While the Robot world seems devoid of natural capital, Robots does demonstrate a couple of the Natural Capitalism strategies for the future generation. Too bad the “see a need, fill the need” entrepreneurial message of the movie didn’t have more ecological connections and that the reuse of waste wasn’t shown in a more positive light.
I have been wondering if the prudent pessimist view of the world reflected in GSN480 and Hawken et al are a true reflection of our human nature and human development over the last 200 years and their effect on sustainability.

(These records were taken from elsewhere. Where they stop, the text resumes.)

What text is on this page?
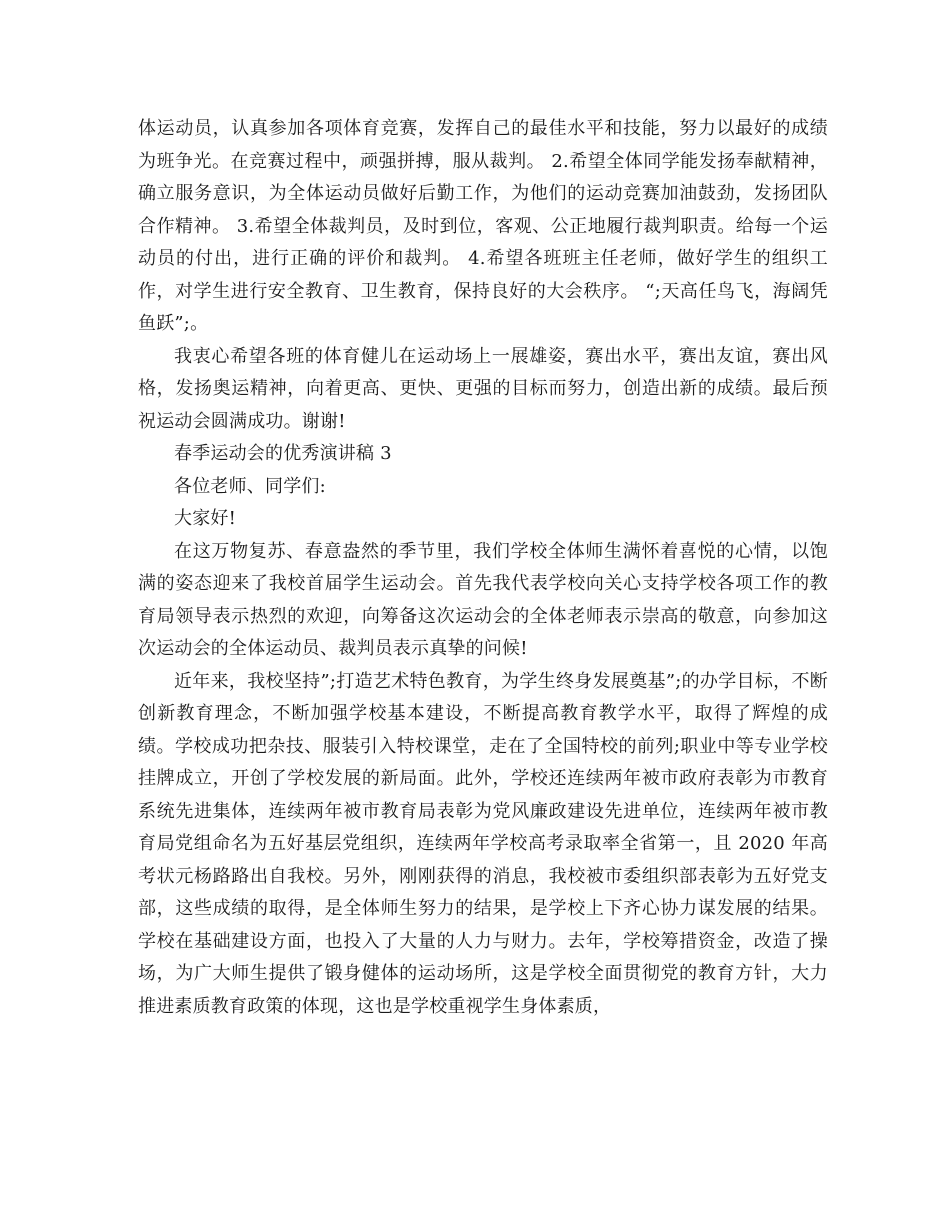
体运动员，认真参加各项体育竞赛，发挥自己的最佳水平和技能，努力以最好的成绩为班争光。在竞赛过程中，顽强拼搏，服从裁判。 2.希望全体同学能发扬奉献精神，确立服务意识，为全体运动员做好后勤工作，为他们的运动竞赛加油鼓劲，发扬团队合作精神。 3.希望全体裁判员，及时到位，客观、公正地履行裁判职责。给每一个运动员的付出，进行正确的评价和裁判。 4.希望各班班主任老师，做好学生的组织工作，对学生进行安全教育、卫生教育，保持良好的大会秩序。 “;天高任鸟飞，海阔凭鱼跃”;。

我衷心希望各班的体育健儿在运动场上一展雄姿，赛出水平，赛出友谊，赛出风格，发扬奥运精神，向着更高、更快、更强的目标而努力，创造出新的成绩。最后预祝运动会圆满成功。谢谢!

春季运动会的优秀演讲稿 3

各位老师、同学们:

大家好!

在这万物复苏、春意盎然的季节里，我们学校全体师生满怀着喜悦的心情，以饱满的姿态迎来了我校首届学生运动会。首先我代表学校向关心支持学校各项工作的教育局领导表示热烈的欢迎，向筹备这次运动会的全体老师表示崇高的敬意，向参加这次运动会的全体运动员、裁判员表示真挚的问候!

近年来，我校坚持”;打造艺术特色教育，为学生终身发展奠基”;的办学目标，不断创新教育理念，不断加强学校基本建设，不断提高教育教学水平，取得了辉煌的成绩。学校成功把杂技、服装引入特校课堂，走在了全国特校的前列;职业中等专业学校挂牌成立，开创了学校发展的新局面。此外，学校还连续两年被市政府表彰为市教育系统先进集体，连续两年被市教育局表彰为党风廉政建设先进单位，连续两年被市教育局党组命名为五好基层党组织，连续两年学校高考录取率全省第一，且 2020 年高考状元杨路路出自我校。另外，刚刚获得的消息，我校被市委组织部表彰为五好党支部，这些成绩的取得，是全体师生努力的结果，是学校上下齐心协力谋发展的结果。学校在基础建设方面，也投入了大量的人力与财力。去年，学校筹措资金，改造了操场，为广大师生提供了锻身健体的运动场所，这是学校全面贯彻党的教育方针，大力推进素质教育政策的体现，这也是学校重视学生身体素质，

While at the beach over Easter I was lucky to read an article by Richard Eckersley in the Weekend Financial Review dated March 24-28th 2005. The philosopher, Dennis Kenny, argues that humanity has gone through four phases - the enchanted universe, the universe of Christianity, the universe of Newtonian physics and the organic universe of Einstein where the distinction between the material and spiritual no longer makes much sense. He argues that we are on the threshold of a new ‘creative’ universe where the human species takes full control of the future. Eckersley argues in this universe that human beings take control for their future away from authorities who believe they have a blind mandate from God, nature, history or the market.
This is a shift away from material progress based on self-interest, competitive individualism and shallow democracy (of tax cuts) to a new world view framed by sustainable development and based on altruistic, co-operate individualism, greater social cohesion, strong communities and a heightened quality of life and well being. This world where quality of life and moral autonomy are priorities has been evidenced by the recent strong growth in the % of population which are ‘culturally creative’.
This greater consciousness of the costs to society and environment will ultimately translate from our homes to business in terms of corporate responsibility and how companies compete with each other. In the creative world we will find win-wins between business and the environment and successful companies will compete based on sustainability because this is what the consumers and population at large will want.
In my quiet moments I reflect on the damage that the human species has done to itself and the world around it. However, when I look at my children and how they perceive the world and their responsibilities in it, I take some comfort and hope for the future.